Chemotherapy-induced intestinal mucositis (CIM) is a common adverse reaction to antineoplastic treatment with few appropriate, specific interventions. We aimed to identify the role of the G protein coupled estrogen receptor (GPER) in CIM and its mechanism. Adult male C57BL/6 mice were intraperitoneally injected with 5-fluorouracil to establish the CIM model. The selective GPER agonist G-1 significantly inhibited weight loss and histological damage in CIM mice and restored mucosal barrier dysfunction, including improving the expression of ZO-1, increasing the number of goblet cells, and decreasing mucosal permeability. Moreover, G-1 treatment did not alter the antitumor effect of 5-fluorouracil. In the CIM model, G-1 therapy reduced the expression of proapoptotic protein and cyclin D1 and cyclin B1, reversed the changes in the number of TUNEL+ cells, Ki67+ and bromodeoxyuridine+ cells in crypts. The selective GPER antagonist G15 eliminated all of the above effects caused by G-1 on CIM, and application of G15 alone increased the severity of CIM. GPER was predominantly expressed in ileal crypts, and G-1 inhibited the DNA damage induced by 5-fluorouracil in vivo and vitro, as confirmed by the decrease in the number of γH2AX+ cells in the crypts and the comet assay results. Referring to the data from GEO dataset we verified GPER activation restored ERK1/2 activity in CIM and 5-fluorouracil-treated IEC-6 cells.
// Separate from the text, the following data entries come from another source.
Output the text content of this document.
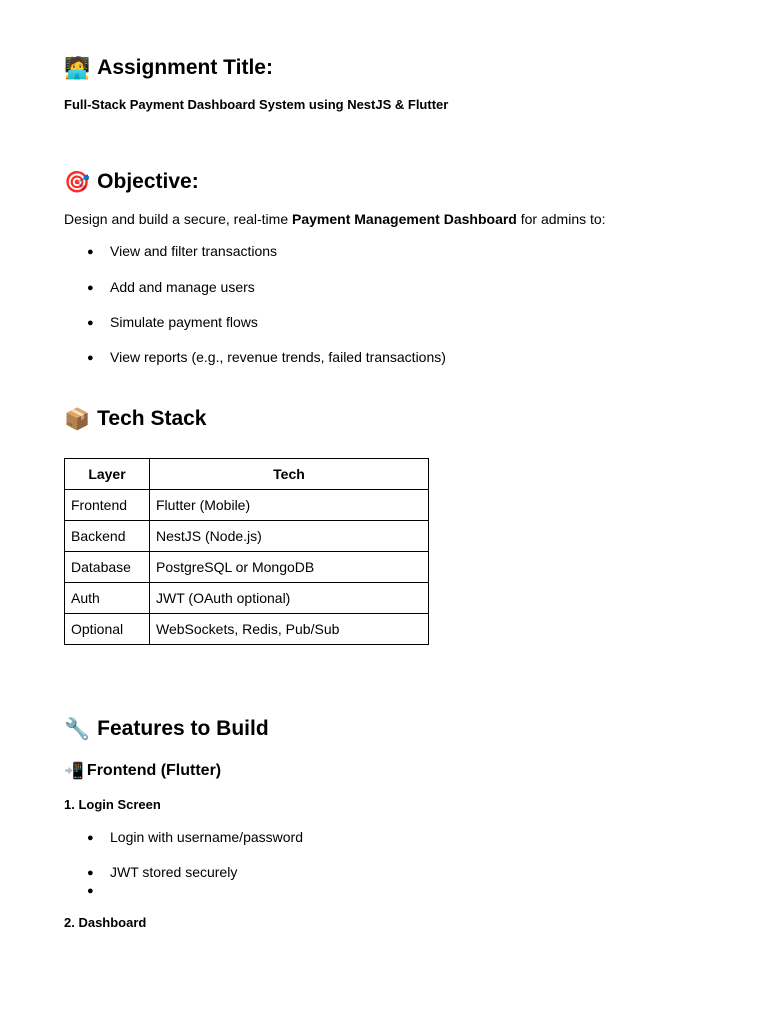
🧑‍💻 Assignment Title:
Full-Stack Payment Dashboard System using NestJS & Flutter
🎯 Objective:
Design and build a secure, real-time Payment Management Dashboard for admins to:
● View and filter transactions
● Add and manage users
● Simulate payment flows
● View reports (e.g., revenue trends, failed transactions)
📦 Tech Stack
Layer	Tech
Frontend	Flutter (Mobile)
Backend	NestJS (Node.js)
Database	PostgreSQL or MongoDB
Auth	JWT (OAuth optional)
Optional	WebSockets, Redis, Pub/Sub
🔧 Features to Build
📲 Frontend (Flutter)
1. Login Screen
● Login with username/password
● JWT stored securely
●
2. Dashboard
Once the effects of G-1 on ERK1/2 activity were abolished with the ERK1/2 inhibitor PD0325901, the effects of G-1 on DNA damage both in vivo and in vitro were eliminated. Correspondingly, all of the manifestations of G-1 protection against CIM were inhibited by PD0325901, such as body weight and histological changes, the mucosal barrier, the apoptosis and proliferation of crypt cells. In conclusion, GPER activation prevents CIM by inhibiting crypt cell DNA damage in an ERK1/2-dependent manner, suggesting GPER might be a target preventing CIM.